На следующее утро, ровно в девять, требовательно заверещал телефонный звонок. Заведующий отделом Никита Петрович протянул трубку только что возникшей в дверях Светлане:
— Тебя…
— Я слушаю.
— Светлана Николаевна, здравствуйте. Это говорит Пунегова, — послышался в трубке знакомый голос. Но как же он изменился со вчерашнего дня. — Я все уже знаю… — длинные провода, несущие этот голос, нисколько не скрадывали его дрожи и скорби.
— Софья Степановна, я собиралась сама рассказать вам обо всем, но увидела Пантелеймона Михайловича и поняла…
— Да-да. Но что же мне теперь делать, Светлана Николаевна?! Я всю ночь плакала… сердце разрывается на части, никакая работа не идет в руки… Могла ли я хотя бы подумать, что мой Сашик… что он способен…
— Я сочувствую вам, Софья Степановна. Но прошу учесть, что не хочу причинять лишнего зла вашему сыну, а вам — боли…
— Какой позор, какой позор… Сегодня я даже боюсь выходить из своего кабинета. Боюсь смотреть людям в глаза. А теперь еще и вы меня ославите… неужели вы будете писать об этом в газету?
— Но разве дело, Софья Степановна, только в огласке? — она не сумела сдержать возмущения. — Дело прежде всего в случившемся. И еще в том, чтобы постараться вернуть этих юнцов — в том числе вашего сына — на путь праведный. И чтобы этот пример…
— Извините меня, Светлана Николаевна, я понимаю… но от горя я совсем потеряла голову… значит, вы не будете настаивать на судебном разбирательстве?

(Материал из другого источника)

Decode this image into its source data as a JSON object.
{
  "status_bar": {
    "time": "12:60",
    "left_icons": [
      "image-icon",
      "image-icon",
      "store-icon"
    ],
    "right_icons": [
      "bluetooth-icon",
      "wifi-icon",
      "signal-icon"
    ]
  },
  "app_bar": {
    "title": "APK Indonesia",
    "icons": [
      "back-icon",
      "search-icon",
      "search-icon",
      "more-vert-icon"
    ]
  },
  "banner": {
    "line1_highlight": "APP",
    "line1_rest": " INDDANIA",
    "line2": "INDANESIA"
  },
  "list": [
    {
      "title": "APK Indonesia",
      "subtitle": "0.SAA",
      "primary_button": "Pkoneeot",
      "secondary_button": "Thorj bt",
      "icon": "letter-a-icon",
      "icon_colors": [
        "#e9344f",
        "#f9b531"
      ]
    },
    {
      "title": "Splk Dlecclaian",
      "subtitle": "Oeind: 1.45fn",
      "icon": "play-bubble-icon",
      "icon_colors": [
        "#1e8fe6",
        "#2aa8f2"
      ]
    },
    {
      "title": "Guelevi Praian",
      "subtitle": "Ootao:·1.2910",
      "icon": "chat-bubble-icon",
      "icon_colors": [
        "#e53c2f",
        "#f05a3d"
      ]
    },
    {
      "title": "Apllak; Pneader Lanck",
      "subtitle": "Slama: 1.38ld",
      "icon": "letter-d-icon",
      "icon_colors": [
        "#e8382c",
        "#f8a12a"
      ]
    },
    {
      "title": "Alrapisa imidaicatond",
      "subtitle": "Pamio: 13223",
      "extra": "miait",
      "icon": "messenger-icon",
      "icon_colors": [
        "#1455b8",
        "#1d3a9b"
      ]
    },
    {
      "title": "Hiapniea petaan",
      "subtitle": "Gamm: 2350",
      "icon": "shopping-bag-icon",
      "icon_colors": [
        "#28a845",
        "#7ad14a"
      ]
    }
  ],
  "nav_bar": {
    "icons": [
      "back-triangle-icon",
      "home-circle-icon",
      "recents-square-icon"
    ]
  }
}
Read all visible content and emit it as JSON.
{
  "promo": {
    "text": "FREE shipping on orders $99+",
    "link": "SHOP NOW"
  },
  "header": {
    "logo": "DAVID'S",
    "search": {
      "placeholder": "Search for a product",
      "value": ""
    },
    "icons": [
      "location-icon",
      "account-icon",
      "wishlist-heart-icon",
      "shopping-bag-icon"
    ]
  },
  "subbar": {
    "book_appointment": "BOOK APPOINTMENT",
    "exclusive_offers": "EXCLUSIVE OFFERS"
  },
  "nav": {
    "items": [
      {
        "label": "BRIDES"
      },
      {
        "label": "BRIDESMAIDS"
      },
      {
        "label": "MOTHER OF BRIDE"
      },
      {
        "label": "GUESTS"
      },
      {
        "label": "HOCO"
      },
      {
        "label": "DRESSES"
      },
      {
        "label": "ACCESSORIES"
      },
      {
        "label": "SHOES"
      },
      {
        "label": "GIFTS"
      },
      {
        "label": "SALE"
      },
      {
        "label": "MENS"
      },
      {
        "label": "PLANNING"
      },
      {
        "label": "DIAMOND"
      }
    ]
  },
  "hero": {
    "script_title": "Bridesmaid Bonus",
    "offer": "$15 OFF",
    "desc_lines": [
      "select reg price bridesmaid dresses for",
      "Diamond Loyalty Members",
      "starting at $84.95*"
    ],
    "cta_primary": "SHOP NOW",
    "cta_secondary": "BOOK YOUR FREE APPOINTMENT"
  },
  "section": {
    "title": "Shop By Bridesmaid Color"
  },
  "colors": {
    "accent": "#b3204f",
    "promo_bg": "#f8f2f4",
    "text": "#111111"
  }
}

— Я думаю, что лучшее решение этого дела — общественный суд. Пусть молодежь соберется — например, в клубе механического завода, с участием представителей школ, предприятий, где учатся и работают эти парни, — выслушают их, выскажут свое мнение, обсудят…
— Но разве нельзя избавить Сашика от этого? Он же совсем еще ребенок. Эти бандиты наверняка запугали его, заставили… он теперь так мучается, так страдает… я просто боюсь за него…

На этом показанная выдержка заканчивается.